Tea with Mussolini
directed by Franco Zeffirelli
(MGM, 1999)

Florence, Italy, 1935.

Life is very good there for the colony of English and American expatriates who live out their autumn years or devote their lives to preserving the work of the Italian masters. But life is less good for Luca, the son of an Italian dressmaker who never married Luca's mother.

Unhappy with the church school where he's been dumped, Luca runs away, not from home -- but to home -- the home of his father's secretary, who takes him in and raises him the best she can.

Just how good a job Mary Wallace does she doesn't discover until years later, when their fortunes have reversed: the Fascists, under Benito Mussolini, decide to marginalize the English, then the Americans, and later to inter them.

Tea with Mussolini offers us a rare look at a little-known side of World War II -- an episode so rare it hasn't even been covered to death by The History Channel. Based on director Franco Zeffirelli's autobiography, it details events from the mid-1930s until the Allied invasion of Italy in 1944.

Yet it's neither a war film nor an antiwar film. Few bullets are fired, no bombs go off and very little blood is shed, though the English and American expatriates do make a life-or-death stand when the future of Italy's past is threatened by the retreating German army. Instead, Zeffirelli focuses on how the war affects the individual and collective lives of an unusual group of people caught in an unfortunate series of events.

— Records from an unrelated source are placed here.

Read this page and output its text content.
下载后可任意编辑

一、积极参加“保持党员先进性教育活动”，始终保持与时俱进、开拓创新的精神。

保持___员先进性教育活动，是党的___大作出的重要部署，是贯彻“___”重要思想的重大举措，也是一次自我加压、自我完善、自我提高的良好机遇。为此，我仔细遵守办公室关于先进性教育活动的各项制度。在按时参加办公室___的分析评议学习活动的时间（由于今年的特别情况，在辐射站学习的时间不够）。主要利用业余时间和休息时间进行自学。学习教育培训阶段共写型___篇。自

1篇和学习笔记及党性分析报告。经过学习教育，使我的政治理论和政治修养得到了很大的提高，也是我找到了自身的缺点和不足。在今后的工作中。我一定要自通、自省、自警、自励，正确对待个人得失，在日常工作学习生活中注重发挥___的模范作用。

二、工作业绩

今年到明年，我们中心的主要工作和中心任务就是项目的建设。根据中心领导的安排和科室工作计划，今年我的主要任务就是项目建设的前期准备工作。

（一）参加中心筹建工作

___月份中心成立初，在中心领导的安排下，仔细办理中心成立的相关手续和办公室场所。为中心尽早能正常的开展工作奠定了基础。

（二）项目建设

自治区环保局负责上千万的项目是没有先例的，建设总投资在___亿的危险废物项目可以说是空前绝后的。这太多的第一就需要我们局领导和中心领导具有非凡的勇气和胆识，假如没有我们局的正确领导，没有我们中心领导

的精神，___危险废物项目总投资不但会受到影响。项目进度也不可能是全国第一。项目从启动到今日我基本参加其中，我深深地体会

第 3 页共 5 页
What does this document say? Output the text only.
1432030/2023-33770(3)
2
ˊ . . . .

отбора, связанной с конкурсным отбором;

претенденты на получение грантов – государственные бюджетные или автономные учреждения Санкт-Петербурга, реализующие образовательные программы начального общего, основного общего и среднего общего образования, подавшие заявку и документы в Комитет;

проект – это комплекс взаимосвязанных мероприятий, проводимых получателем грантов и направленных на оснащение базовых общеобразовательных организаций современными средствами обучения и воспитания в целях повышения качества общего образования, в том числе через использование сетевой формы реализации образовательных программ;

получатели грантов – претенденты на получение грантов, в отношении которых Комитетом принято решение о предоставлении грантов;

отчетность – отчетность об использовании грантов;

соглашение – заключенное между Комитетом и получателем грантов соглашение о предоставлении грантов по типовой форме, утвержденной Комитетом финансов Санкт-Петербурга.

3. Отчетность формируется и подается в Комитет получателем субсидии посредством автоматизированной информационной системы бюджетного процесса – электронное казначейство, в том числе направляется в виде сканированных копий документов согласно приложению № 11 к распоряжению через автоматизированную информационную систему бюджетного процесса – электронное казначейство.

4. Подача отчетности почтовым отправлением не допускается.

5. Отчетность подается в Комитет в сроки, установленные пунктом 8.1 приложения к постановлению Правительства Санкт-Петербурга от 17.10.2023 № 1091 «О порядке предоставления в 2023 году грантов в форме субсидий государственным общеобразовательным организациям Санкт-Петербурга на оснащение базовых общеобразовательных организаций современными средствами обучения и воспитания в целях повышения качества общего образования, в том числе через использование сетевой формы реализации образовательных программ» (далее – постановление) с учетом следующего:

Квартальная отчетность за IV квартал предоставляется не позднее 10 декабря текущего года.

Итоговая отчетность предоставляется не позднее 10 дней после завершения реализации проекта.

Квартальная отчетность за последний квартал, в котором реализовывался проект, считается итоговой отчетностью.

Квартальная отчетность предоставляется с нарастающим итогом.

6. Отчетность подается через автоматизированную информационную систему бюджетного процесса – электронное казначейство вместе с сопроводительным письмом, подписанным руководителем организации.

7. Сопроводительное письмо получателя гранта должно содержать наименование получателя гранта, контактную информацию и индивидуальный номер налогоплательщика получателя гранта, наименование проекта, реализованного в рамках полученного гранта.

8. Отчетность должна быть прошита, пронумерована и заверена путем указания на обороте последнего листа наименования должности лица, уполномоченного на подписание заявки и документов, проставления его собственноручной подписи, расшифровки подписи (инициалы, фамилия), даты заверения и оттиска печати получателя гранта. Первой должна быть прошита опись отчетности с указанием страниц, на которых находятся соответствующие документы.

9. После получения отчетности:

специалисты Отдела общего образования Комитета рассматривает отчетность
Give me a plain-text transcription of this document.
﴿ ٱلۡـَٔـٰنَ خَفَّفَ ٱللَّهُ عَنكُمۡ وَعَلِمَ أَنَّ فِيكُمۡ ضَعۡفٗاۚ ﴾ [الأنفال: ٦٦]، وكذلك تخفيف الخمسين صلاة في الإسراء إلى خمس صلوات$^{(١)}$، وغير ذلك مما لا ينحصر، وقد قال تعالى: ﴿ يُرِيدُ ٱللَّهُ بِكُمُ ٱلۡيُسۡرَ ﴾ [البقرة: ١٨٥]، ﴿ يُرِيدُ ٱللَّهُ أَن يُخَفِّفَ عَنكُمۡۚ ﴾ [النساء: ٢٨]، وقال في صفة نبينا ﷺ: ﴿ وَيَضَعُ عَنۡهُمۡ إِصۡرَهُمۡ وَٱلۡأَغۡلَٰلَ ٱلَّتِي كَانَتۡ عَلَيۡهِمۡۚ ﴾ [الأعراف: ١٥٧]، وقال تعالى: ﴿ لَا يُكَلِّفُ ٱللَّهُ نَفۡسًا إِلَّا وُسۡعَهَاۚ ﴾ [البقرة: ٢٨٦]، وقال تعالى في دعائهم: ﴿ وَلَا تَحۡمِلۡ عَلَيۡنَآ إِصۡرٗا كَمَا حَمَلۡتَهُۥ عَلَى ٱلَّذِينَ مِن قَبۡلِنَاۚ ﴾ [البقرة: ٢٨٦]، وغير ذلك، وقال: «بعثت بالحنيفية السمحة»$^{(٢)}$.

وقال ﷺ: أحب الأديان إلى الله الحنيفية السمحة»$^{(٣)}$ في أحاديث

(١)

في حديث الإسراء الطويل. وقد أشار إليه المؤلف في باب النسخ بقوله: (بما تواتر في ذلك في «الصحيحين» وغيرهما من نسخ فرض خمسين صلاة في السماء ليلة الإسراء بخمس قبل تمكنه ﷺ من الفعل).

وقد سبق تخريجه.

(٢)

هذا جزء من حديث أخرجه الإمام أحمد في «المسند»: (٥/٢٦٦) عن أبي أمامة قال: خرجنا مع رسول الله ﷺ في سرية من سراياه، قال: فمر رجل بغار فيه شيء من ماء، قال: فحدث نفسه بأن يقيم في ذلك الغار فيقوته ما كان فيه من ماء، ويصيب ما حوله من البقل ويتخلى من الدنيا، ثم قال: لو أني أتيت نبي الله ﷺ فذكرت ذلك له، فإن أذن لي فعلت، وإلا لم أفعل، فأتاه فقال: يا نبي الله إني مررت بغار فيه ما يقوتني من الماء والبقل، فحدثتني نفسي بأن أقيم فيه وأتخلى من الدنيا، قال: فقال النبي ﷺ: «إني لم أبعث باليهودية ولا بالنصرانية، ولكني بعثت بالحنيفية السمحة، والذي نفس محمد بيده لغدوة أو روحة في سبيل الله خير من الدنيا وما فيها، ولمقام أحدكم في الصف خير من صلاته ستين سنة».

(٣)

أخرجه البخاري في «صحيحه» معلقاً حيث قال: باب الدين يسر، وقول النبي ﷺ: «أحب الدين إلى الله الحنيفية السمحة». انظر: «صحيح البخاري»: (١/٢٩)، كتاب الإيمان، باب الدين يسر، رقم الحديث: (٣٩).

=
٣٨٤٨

At the group's core are two very different women: Lady Hester (Maggie Smith), widow of the former British ambassador and spiritual leader of Florence's stiff upper lips, and Elsa (Cher), an eccentric American Jew who changes last names too quickly to be saddled with any particular one. Both put their faith in different forces: Hester in Mussolini, who has assured her over tea that she and her friends are under his protection, and Elsa in her money, which she uses to advance Luca's fortunes and soften the blows struck against her English-speaking compatriots.

When both strategies fail, both women turn to Luca and his mentor, Wallace.

Tea with Mussolini could succeed on its originality alone, but there's much more to it than that: there's Zeffirelli's usual lush staging and the beauty of Florence and San Gimignano, neither of which escapes Zeffirelli's eyes for a moment.

Then there's the portrayal of Wallace by the much under-appreciated Joan Plowright. Though Cher gets top billing, Plowright gets the lion's share of the screen time. Given the quality of their performances, it's clear she deserves it.

But there are sticking points as well, not the least of which is trying to cover nine years of war and peace in under two hours. That could be the land speed record for an autobiographical film, and it shortchanges many events and exchanges.

And Baird Wallace is a charming and handsome Luca, but he's far from deep. He has his moments, but not enough of them.

Tea with Mussolini is an offbeat film that viewers most likely will either love or hate. All I suggest is that you watch it -- carefully -- before you choose sides.